If the previous EP's were like viewing misery through a keyhole then If You Leave has vitriolically thrown the door wide open. This is Daughters first album, and follows a number of EP's released since Elena Tonra decided to recruit guitarist Igor Haefeli and drummer Remi Aguilella - creating the three-piece it is today. Although this inevitably changed the dynamic of the band this record really celebrates what is best about Daughter, and allows those elements, namely Tonra's hauntingly beautiful voice, the space it needs.

It starts frostily, even before the first line - 'Drifting apart like two sheets of ice' is uttered. Daughter have constructed a sonic landscape equivalent to a crystalline icy scene. The song builds to a crescendo before dropping back to the familiar combination or precise and sensitive electric guitar and voice. It was only after I finished the song that I saw it was called Winter.

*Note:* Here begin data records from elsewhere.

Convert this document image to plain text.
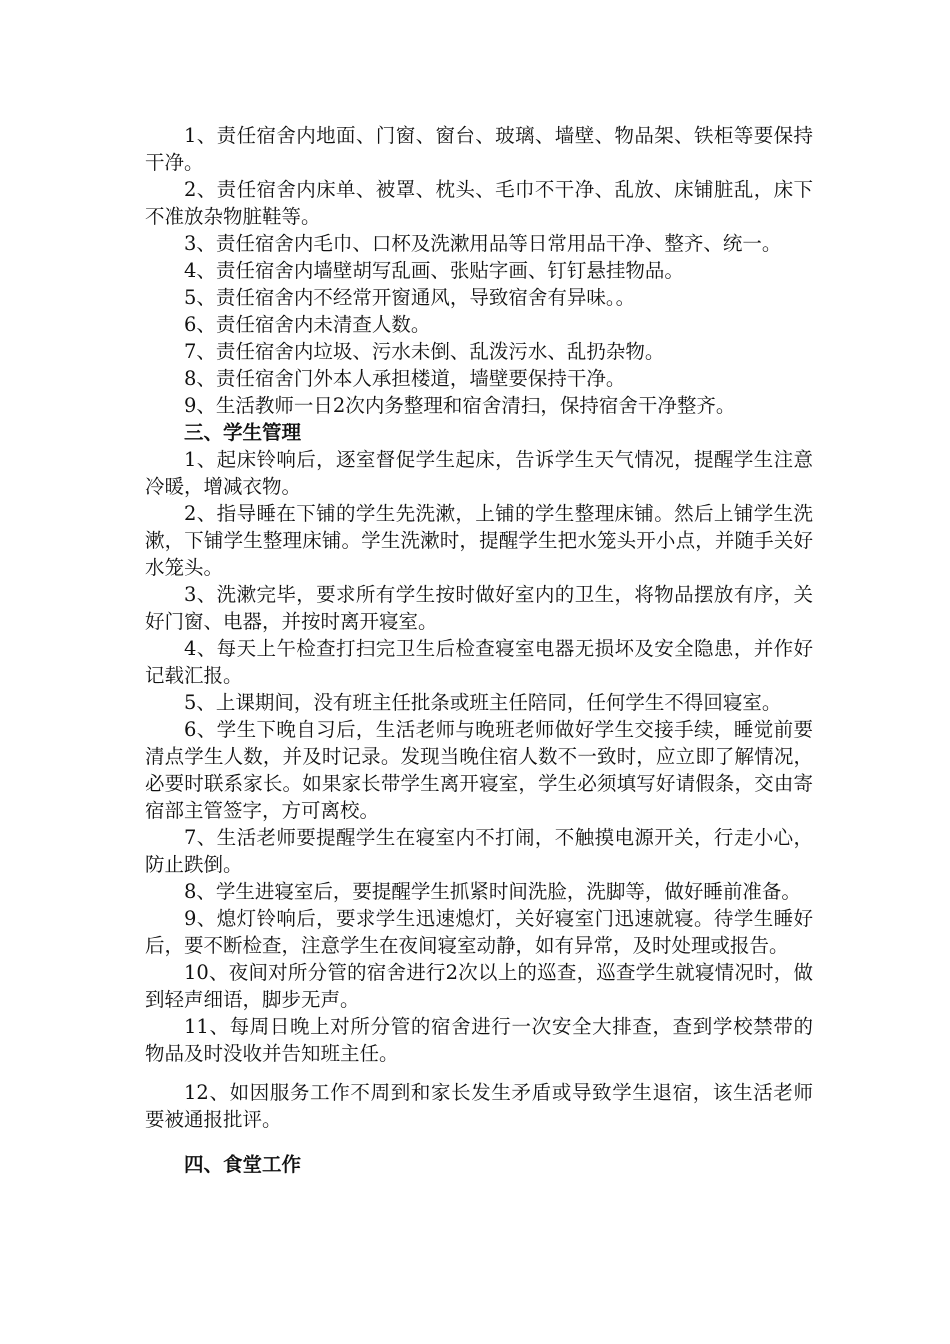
1、责任宿舍内地面、门窗、窗台、玻璃、墙壁、物品架、铁柜等要保持干净。

2、责任宿舍内床单、被罩、枕头、毛巾不干净、乱放、床铺脏乱，床下不准放杂物脏鞋等。

3、责任宿舍内毛巾、口杯及洗漱用品等日常用品干净、整齐、统一。

4、责任宿舍内墙壁胡写乱画、张贴字画、钉钉悬挂物品。

5、责任宿舍内不经常开窗通风，导致宿舍有异味。。

6、责任宿舍内未清查人数。

7、责任宿舍内垃圾、污水未倒、乱泼污水、乱扔杂物。

8、责任宿舍门外本人承担楼道，墙壁要保持干净。

9、生活教师一日2次内务整理和宿舍清扫，保持宿舍干净整齐。

三、学生管理

1、起床铃响后，逐室督促学生起床，告诉学生天气情况，提醒学生注意冷暖，增减衣物。

2、指导睡在下铺的学生先洗漱，上铺的学生整理床铺。然后上铺学生洗漱，下铺学生整理床铺。学生洗漱时，提醒学生把水笼头开小点，并随手关好水笼头。

3、洗漱完毕，要求所有学生按时做好室内的卫生，将物品摆放有序，关好门窗、电器，并按时离开寝室。

4、每天上午检查打扫完卫生后检查寝室电器无损坏及安全隐患，并作好记载汇报。

5、上课期间，没有班主任批条或班主任陪同，任何学生不得回寝室。

6、学生下晚自习后，生活老师与晚班老师做好学生交接手续，睡觉前要清点学生人数，并及时记录。发现当晚住宿人数不一致时，应立即了解情况，必要时联系家长。如果家长带学生离开寝室，学生必须填写好请假条，交由寄宿部主管签字，方可离校。

7、生活老师要提醒学生在寝室内不打闹，不触摸电源开关，行走小心，防止跌倒。

8、学生进寝室后，要提醒学生抓紧时间洗脸，洗脚等，做好睡前准备。

9、熄灯铃响后，要求学生迅速熄灯，关好寝室门迅速就寝。待学生睡好后，要不断检查，注意学生在夜间寝室动静，如有异常，及时处理或报告。

10、夜间对所分管的宿舍进行2次以上的巡查，巡查学生就寝情况时，做到轻声细语，脚步无声。

11、每周日晚上对所分管的宿舍进行一次安全大排查，查到学校禁带的物品及时没收并告知班主任。

12、如因服务工作不周到和家长发生矛盾或导致学生退宿，该生活老师要被通报批评。

四、食堂工作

Smother follows, and introduces the theme of self-deprecation and personal criticism. It was the first single from the album - released in October 2012. 'I'm a suffocator' is repeated like a child writing lines for bad behavior. It climaxes with tribal and warlike drums and closes beautifully with a gently strummed acoustic guitar that delivers a swift change of melody and represents a significant understanding of composition. It also highlights the influence that drummer, Aguilella, has had in adding emphasis at precisely the right moment and never excessively.

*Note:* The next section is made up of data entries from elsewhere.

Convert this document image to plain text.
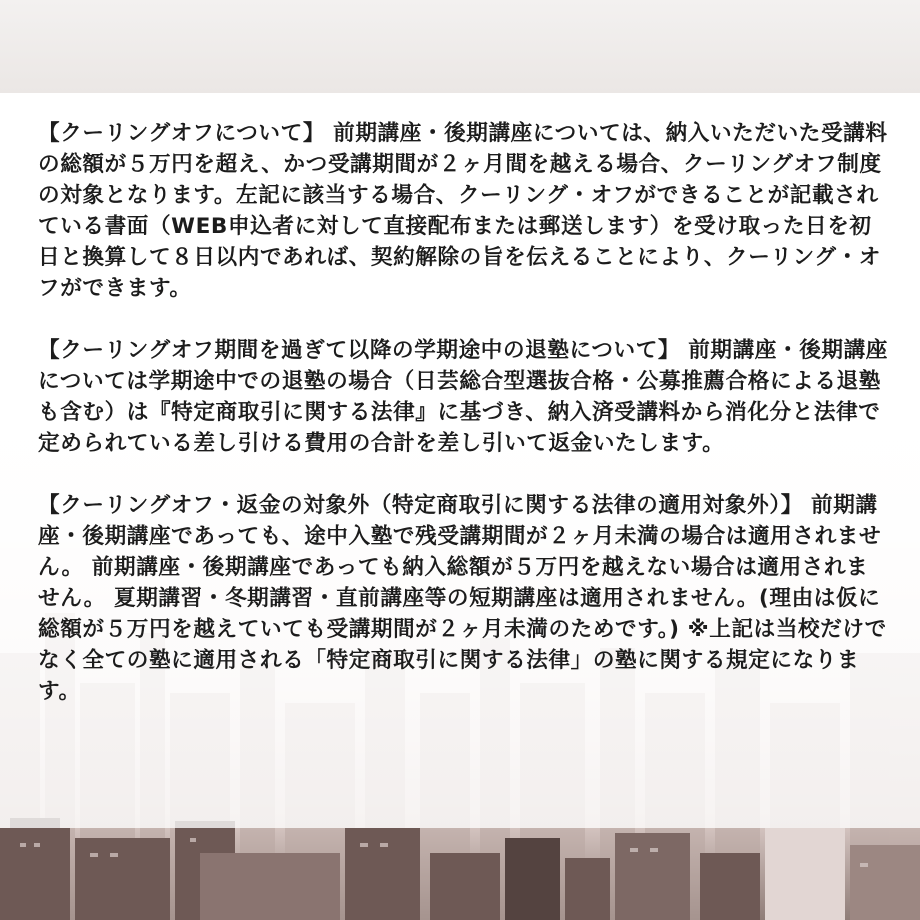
【クーリングオフについて】 前期講座・後期講座については、納入いただいた受講料の総額が５万円を超え、かつ受講期間が２ヶ月間を越える場合、クーリングオフ制度の対象となります。左記に該当する場合、クーリング・オフができることが記載されている書面（WEB申込者に対して直接配布または郵送します）を受け取った日を初日と換算して８日以内であれば、契約解除の旨を伝えることにより、クーリング・オフができます。

【クーリングオフ期間を過ぎて以降の学期途中の退塾について】 前期講座・後期講座については学期途中での退塾の場合（日芸総合型選抜合格・公募推薦合格による退塾も含む）は『特定商取引に関する法律』に基づき、納入済受講料から消化分と法律で定められている差し引ける費用の合計を差し引いて返金いたします。

【クーリングオフ・返金の対象外（特定商取引に関する法律の適用対象外）】 前期講座・後期講座であっても、途中入塾で残受講期間が２ヶ月未満の場合は適用されません。 前期講座・後期講座であっても納入総額が５万円を越えない場合は適用されません。 夏期講習・冬期講習・直前講座等の短期講座は適用されません。(理由は仮に総額が５万円を越えていても受講期間が２ヶ月未満のためです。) ※上記は当校だけでなく全ての塾に適用される「特定商取引に関する法律」の塾に関する規定になります。
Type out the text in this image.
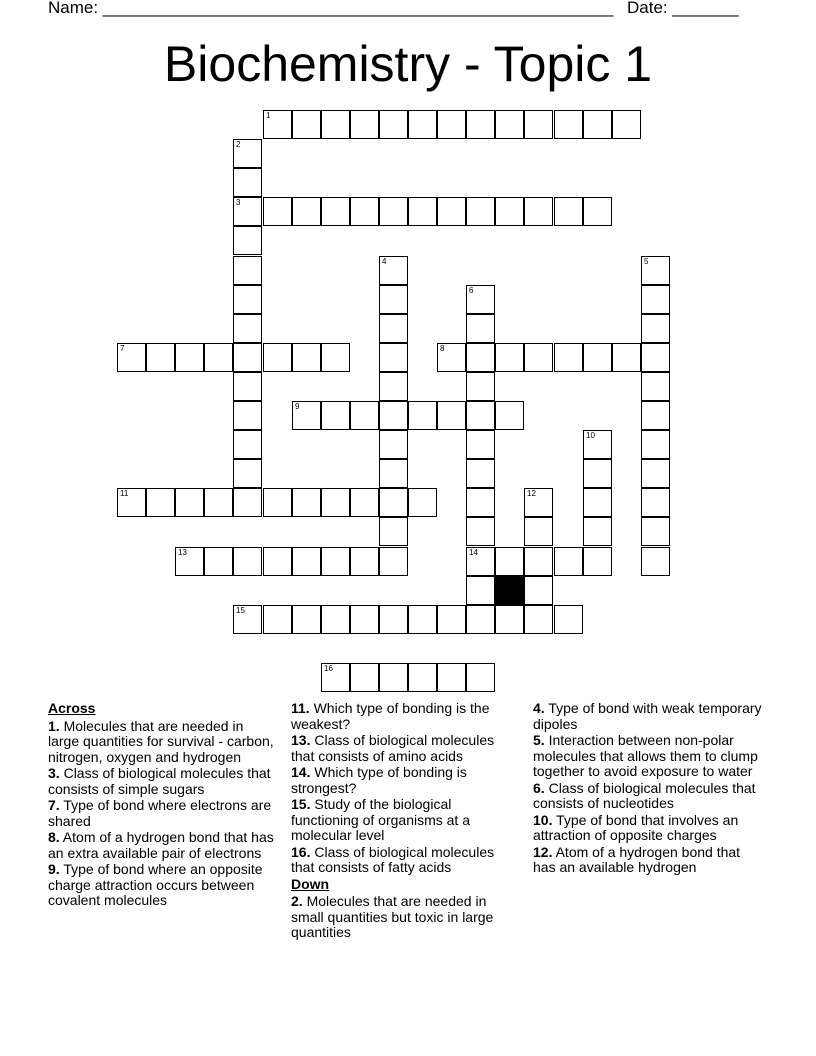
Name: ______________________________________________________ Date: _______
Biochemistry - Topic 1
1
2
3
4	5
6
14
7	8
9
10
11	12
13
15
16
Across
1. Molecules that are needed in large quantities for survival - carbon, nitrogen, oxygen and hydrogen
3. Class of biological molecules that consists of simple sugars
7. Type of bond where electrons are shared
8. Atom of a hydrogen bond that has an extra available pair of electrons
9. Type of bond where an opposite charge attraction occurs between covalent molecules
11. Which type of bonding is the weakest?
13. Class of biological molecules that consists of amino acids
14. Which type of bonding is strongest?
15. Study of the biological functioning of organisms at a molecular level
16. Class of biological molecules that consists of fatty acids
Down
2. Molecules that are needed in small quantities but toxic in large quantities
4. Type of bond with weak temporary dipoles
5. Interaction between non-polar molecules that allows them to clump together to avoid exposure to water
6. Class of biological molecules that consists of nucleotides
10. Type of bond that involves an attraction of opposite charges
12. Atom of a hydrogen bond that has an available hydrogen
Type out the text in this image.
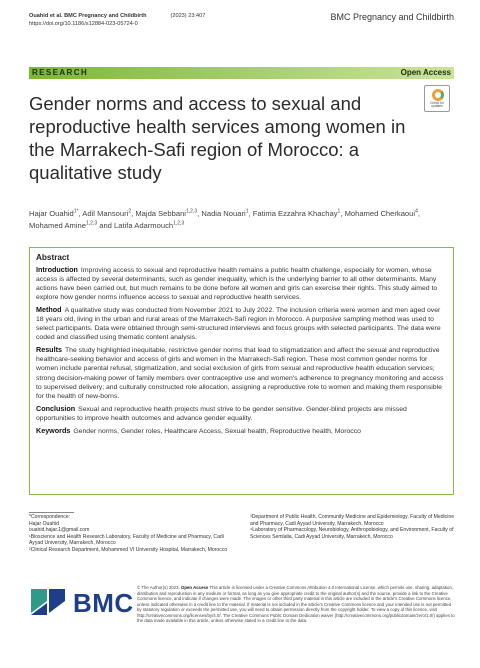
Ouahid et al. BMC Pregnancy and Childbirth	(2023) 23:407
https://doi.org/10.1186/s12884-023-05724-0
BMC Pregnancy and Childbirth
RESEARCH	Open Access
Gender norms and access to sexual and reproductive health services among women in the Marrakech-Safi region of Morocco: a qualitative study
Check for
updates
Hajar Ouahid$^{1*}$, Adil Mansouri$^2$, Majda Sebbani$^{1,2,3}$, Nadia Nouari$^1$, Fatima Ezzahra Khachay$^1$, Mohamed Cherkaoui$^4$, Mohamed Amine$^{1,2,3}$ and Latifa Adarmouch$^{1,2,3}$
Abstract

Introduction Improving access to sexual and reproductive health remains a public health challenge, especially for women, whose access is affected by several determinants, such as gender inequality, which is the underlying barrier to all other determinants. Many actions have been carried out, but much remains to be done before all women and girls can exercise their rights. This study aimed to explore how gender norms influence access to sexual and reproductive health services.

Method A qualitative study was conducted from November 2021 to July 2022. The inclusion criteria were women and men aged over 18 years old, living in the urban and rural areas of the Marrakech-Safi region in Morocco. A purposive sampling method was used to select participants. Data were obtained through semi-structured interviews and focus groups with selected participants. The data were coded and classified using thematic content analysis.

Results The study highlighted inequitable, restrictive gender norms that lead to stigmatization and affect the sexual and reproductive healthcare-seeking behavior and access of girls and women in the Marrakech-Safi region. These most common gender norms for women include parental refusal, stigmatization, and social exclusion of girls from sexual and reproductive health education services; strong decision-making power of family members over contraceptive use and women's adherence to pregnancy monitoring and access to supervised delivery; and culturally constructed role allocation, assigning a reproductive role to women and making them responsible for the health of new-borns.

Conclusion Sexual and reproductive health projects must strive to be gender sensitive. Gender-blind projects are missed opportunities to improve health outcomes and advance gender equality.

Keywords Gender norms, Gender roles, Healthcare Access, Sexual health, Reproductive health, Morocco

*Correspondence:
Hajar Ouahid
ouahid.hajar.1@gmail.com
¹Bioscience and Health Research Laboratory, Faculty of Medicine and Pharmacy, Cadi Ayyad University, Marrakech, Morocco
²Clinical Research Department, Mohammed VI University Hospital, Marrakech, Morocco
³Department of Public Health, Community Medicine and Epidemiology, Faculty of Medicine and Pharmacy, Cadi Ayyad University, Marrakech, Morocco
⁴Laboratory of Pharmacology, Neurobiology, Anthropobiology, and Environment, Faculty of Sciences Semlalia, Cadi Ayyad University, Marrakech, Morocco
BMC
© The Author(s) 2023. Open Access This article is licensed under a Creative Commons Attribution 4.0 International License, which permits use, sharing, adaptation, distribution and reproduction in any medium or format, as long as you give appropriate credit to the original author(s) and the source, provide a link to the Creative Commons licence, and indicate if changes were made. The images or other third party material in this article are included in the article's Creative Commons licence, unless indicated otherwise in a credit line to the material. If material is not included in the article's Creative Commons licence and your intended use is not permitted by statutory regulation or exceeds the permitted use, you will need to obtain permission directly from the copyright holder. To view a copy of this licence, visit http://creativecommons.org/licenses/by/4.0/. The Creative Commons Public Domain Dedication waiver (http://creativecommons.org/publicdomain/zero/1.0/) applies to the data made available in this article, unless otherwise stated in a credit line to the data.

The album is lyrically unapologetic and cathartic. There is a visual rawness to the words forcing the listener to feel and see suffering. In Still, the second single, released in January, we hear, with onomatopoeic aggression, about how 'hate is spitting out each others mouths'.

Human jumps out as a song seemingly out of kilter with the more formulaic songs it neighbors. It has a rushing chorus without ever feeling out of control and a heavy piano plod at the end.

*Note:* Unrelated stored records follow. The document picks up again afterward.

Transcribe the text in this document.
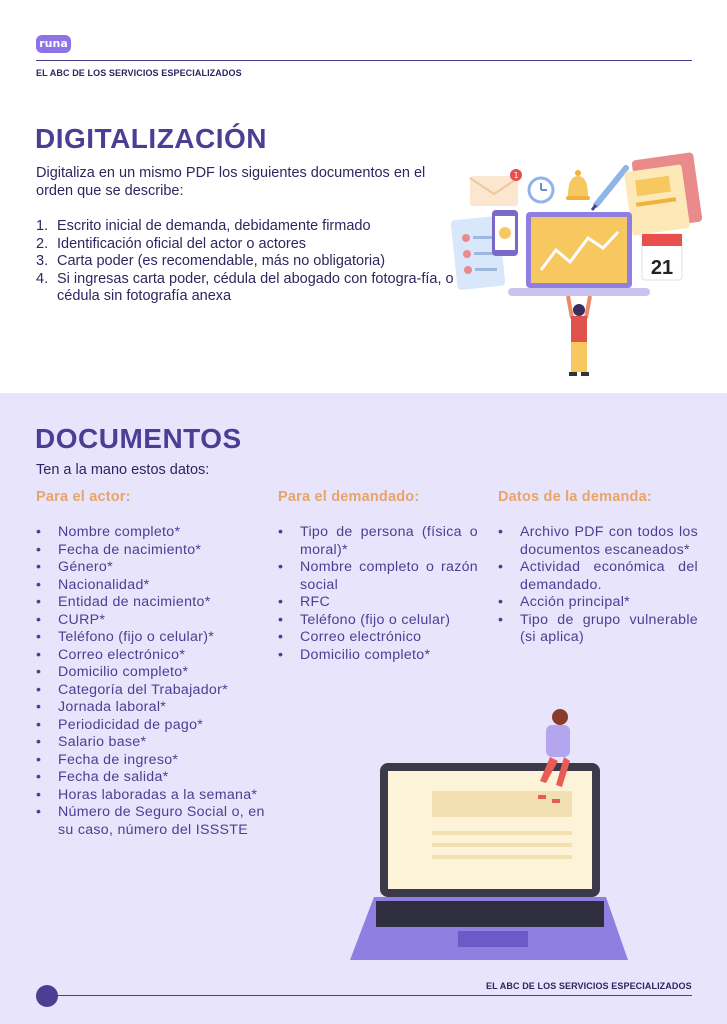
runa
EL ABC DE LOS SERVICIOS ESPECIALIZADOS
DIGITALIZACIÓN
Digitaliza en un mismo PDF los siguientes documentos en el orden que se describe:
1. Escrito inicial de demanda, debidamente firmado
2. Identificación oficial del actor o actores
3. Carta poder (es recomendable, más no obligatoria)
4. Si ingresas carta poder, cédula del abogado con fotogra-fía, o cédula sin fotografía anexa
1
21
DOCUMENTOS
Ten a la mano estos datos:
Para el actor:	Para el demandado:	Datos de la demanda:
• Nombre completo*
• Fecha de nacimiento*
• Género*
• Nacionalidad*
• Entidad de nacimiento*
• CURP*
• Teléfono (fijo o celular)*
• Correo electrónico*
• Domicilio completo*
• Categoría del Trabajador*
• Jornada laboral*
• Periodicidad de pago*
• Salario base*
• Fecha de ingreso*
• Fecha de salida*
• Horas laboradas a la semana*
• Número de Seguro Social o, en su caso, número del ISSSTE
• Tipo de persona (física o moral)*
• Nombre completo o razón social
• RFC
• Teléfono (fijo o celular)
• Correo electrónico
• Domicilio completo*
• Archivo PDF con todos los documentos escaneados*
• Actividad económica del demandado.
• Acción principal*
• Tipo de grupo vulnerable (si aplica)
EL ABC DE LOS SERVICIOS ESPECIALIZADOS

It was in Touch that I began to really think about the production of the record. It feels free from the heavy hand of a mercenary producer. The songs are allowed to develop naturally and slowly and close with dignified patience. There are no blockbusting choruses and anthemic heights. It has an easiness to it that emits creative maturity and corporate seclusion.

One striking moment is in Amsterdam just before 1:30 where all of the instruments cut out and leave a solitary voice amid piercing silence. At this point it feels as though the sound has not only been sucked from the song, but also from your world. It is in this song that we hear the confession, 'I've been thinking that I should see someone... Just to find out if I'm alright' - I couldn't help but agree.

It closes with Shallows which takes dramatic tacks between ghostly drawn out verses and broken feeling choruses.

This is an album of profound beauty. It creates an atmosphere that runs throughout and takes the listener inside a finely crafted space - an environment in which the songs can comfortably languish. It is utterly disarming in its lack of compromise and candid resignation to heartbreak and pain - each song is a festering bruise. My only worry is the danger of Tonra 'recovering'. Surely this fine balance couldn't exist under any circumstance other than in the midst of trauma.

9/10

Daughter will be releasing their debut full length, If You Leave, on March 18th here in Europe and April 30th in the US.